As fortes rajadas de vento derrubaram árvores e galhos em diversos pontos da cidade. Na Avenida Thyrson de Almeida, no Bairro Guanandi, uma leucena caiu bloqueando parcialmente a pista. No mesmo bairro, parte de um ficus caiu no cruzamento das ruas Valparaíso e Itaporã. Moradores expressaram preocupação com a deterioração de árvores antigas, temendo que caiam sobre pessoas ou veículos. A Sisep informou que está em contato com a Guarda Civil Metropolitana e a Defesa Civil para os atendimentos necessários.

A tempestade também causou interrupções no fornecimento de energia elétrica em pelo menos sete bairros: Parati, Lageado, Centenário, Vila Piratininga, Rita Vieira, Los Angeles e Silvia Regina. A Energisa classificou as interrupções como pontuais e informou que nenhum bairro ficou completamente sem energia.

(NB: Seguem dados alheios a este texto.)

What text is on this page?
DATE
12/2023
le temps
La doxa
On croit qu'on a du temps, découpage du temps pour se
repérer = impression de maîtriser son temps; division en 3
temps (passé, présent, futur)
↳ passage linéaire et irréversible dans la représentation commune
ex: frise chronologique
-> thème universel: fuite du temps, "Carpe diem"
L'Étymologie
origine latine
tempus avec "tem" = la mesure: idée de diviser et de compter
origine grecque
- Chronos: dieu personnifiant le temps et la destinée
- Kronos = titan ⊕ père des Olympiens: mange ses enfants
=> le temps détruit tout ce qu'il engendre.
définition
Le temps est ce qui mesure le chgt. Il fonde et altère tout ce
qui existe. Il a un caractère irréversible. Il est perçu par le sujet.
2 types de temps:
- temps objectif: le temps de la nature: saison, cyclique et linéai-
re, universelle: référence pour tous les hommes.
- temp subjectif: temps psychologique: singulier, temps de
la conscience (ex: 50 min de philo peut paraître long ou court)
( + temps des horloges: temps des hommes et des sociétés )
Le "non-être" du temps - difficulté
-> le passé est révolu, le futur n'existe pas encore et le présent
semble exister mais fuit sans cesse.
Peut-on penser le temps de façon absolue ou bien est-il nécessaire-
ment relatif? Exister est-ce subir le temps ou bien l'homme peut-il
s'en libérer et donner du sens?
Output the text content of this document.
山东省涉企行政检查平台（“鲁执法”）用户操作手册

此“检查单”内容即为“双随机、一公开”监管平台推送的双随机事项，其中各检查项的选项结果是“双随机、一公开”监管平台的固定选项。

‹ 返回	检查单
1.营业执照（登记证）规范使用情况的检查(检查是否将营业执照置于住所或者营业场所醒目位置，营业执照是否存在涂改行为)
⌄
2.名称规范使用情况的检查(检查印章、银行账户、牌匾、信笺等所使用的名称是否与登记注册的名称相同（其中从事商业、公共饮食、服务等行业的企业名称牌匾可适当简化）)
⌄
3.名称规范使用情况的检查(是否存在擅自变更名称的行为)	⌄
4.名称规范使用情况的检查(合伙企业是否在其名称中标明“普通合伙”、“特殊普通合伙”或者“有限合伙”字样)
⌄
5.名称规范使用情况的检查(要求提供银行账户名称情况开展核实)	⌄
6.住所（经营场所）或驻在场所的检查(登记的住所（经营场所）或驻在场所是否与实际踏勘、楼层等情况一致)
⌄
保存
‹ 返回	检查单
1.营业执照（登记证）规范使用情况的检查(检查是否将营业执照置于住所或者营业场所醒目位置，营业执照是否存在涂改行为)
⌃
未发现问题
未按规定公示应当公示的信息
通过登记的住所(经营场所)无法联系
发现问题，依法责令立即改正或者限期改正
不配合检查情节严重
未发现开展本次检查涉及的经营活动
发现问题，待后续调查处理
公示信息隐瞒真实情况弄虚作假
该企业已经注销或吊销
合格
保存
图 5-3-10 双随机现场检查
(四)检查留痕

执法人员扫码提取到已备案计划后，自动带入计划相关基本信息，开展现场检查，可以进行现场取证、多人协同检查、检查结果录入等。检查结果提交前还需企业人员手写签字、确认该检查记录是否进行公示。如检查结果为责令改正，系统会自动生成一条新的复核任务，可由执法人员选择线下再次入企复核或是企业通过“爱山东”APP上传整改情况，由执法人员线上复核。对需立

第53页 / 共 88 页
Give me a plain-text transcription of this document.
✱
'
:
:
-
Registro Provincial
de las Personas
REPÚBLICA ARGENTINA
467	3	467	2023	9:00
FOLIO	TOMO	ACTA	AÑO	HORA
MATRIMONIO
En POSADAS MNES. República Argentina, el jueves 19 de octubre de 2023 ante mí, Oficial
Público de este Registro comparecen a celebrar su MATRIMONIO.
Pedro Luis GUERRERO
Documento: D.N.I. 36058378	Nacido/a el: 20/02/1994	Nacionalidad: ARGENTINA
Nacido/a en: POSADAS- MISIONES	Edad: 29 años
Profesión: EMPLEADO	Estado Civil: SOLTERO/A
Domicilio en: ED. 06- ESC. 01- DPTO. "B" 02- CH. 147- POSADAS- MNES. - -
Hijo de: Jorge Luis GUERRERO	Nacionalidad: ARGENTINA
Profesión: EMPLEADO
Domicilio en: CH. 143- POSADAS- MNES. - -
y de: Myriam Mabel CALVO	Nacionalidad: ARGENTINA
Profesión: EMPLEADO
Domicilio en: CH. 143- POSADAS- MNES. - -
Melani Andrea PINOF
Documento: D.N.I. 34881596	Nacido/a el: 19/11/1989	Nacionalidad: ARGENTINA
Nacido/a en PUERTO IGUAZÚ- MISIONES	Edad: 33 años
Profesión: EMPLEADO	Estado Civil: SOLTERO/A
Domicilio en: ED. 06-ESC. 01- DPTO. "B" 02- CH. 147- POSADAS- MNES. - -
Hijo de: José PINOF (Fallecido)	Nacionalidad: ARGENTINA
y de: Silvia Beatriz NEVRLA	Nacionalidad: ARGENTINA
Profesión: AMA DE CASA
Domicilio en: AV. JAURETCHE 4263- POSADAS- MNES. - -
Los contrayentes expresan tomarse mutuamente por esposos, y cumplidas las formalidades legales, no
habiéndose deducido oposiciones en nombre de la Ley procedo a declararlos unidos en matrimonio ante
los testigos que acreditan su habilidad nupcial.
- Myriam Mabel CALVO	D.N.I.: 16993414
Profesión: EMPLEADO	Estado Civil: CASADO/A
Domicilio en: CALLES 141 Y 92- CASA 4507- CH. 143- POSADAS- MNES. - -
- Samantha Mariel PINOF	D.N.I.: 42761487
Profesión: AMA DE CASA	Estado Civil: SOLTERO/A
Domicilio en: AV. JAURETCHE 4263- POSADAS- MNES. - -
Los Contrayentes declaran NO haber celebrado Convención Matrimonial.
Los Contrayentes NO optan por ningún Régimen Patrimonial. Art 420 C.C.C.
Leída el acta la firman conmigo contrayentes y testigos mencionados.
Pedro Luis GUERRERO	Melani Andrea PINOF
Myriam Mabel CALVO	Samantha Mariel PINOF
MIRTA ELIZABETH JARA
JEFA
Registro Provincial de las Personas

Na Avenida Rita Vieira, semáforos deixaram de funcionar, aumentando o risco no trânsito. A concessionária orienta a população a não se aproximar de fios partidos e a acionar os canais de atendimento em caso de problemas.

Segundo o Instituto Nacional de Meteorologia (Inmet), Campo Grande permanece sob alerta para chuvas intensas e tempestades até o final desta quinta-feira. A previsão indica a possibilidade de novos volumes elevados de chuva, rajadas de vento entre 40 km/h e 60 km/h (podendo superar 70 km/h em pontos isolados), risco de queda de granizo, descargas elétricas, alagamentos e novas interrupções no fornecimento de energia. A mudança climática é atribuída ao avanço de uma frente fria no Sul do país, combinado com uma área de baixa pressão e o transporte de calor e umidade para Mato Grosso do Sul. Conforme o Campo Grande NEWS apurou, a cidade precisa estar preparada para eventos climáticos extremos cada vez mais frequentes.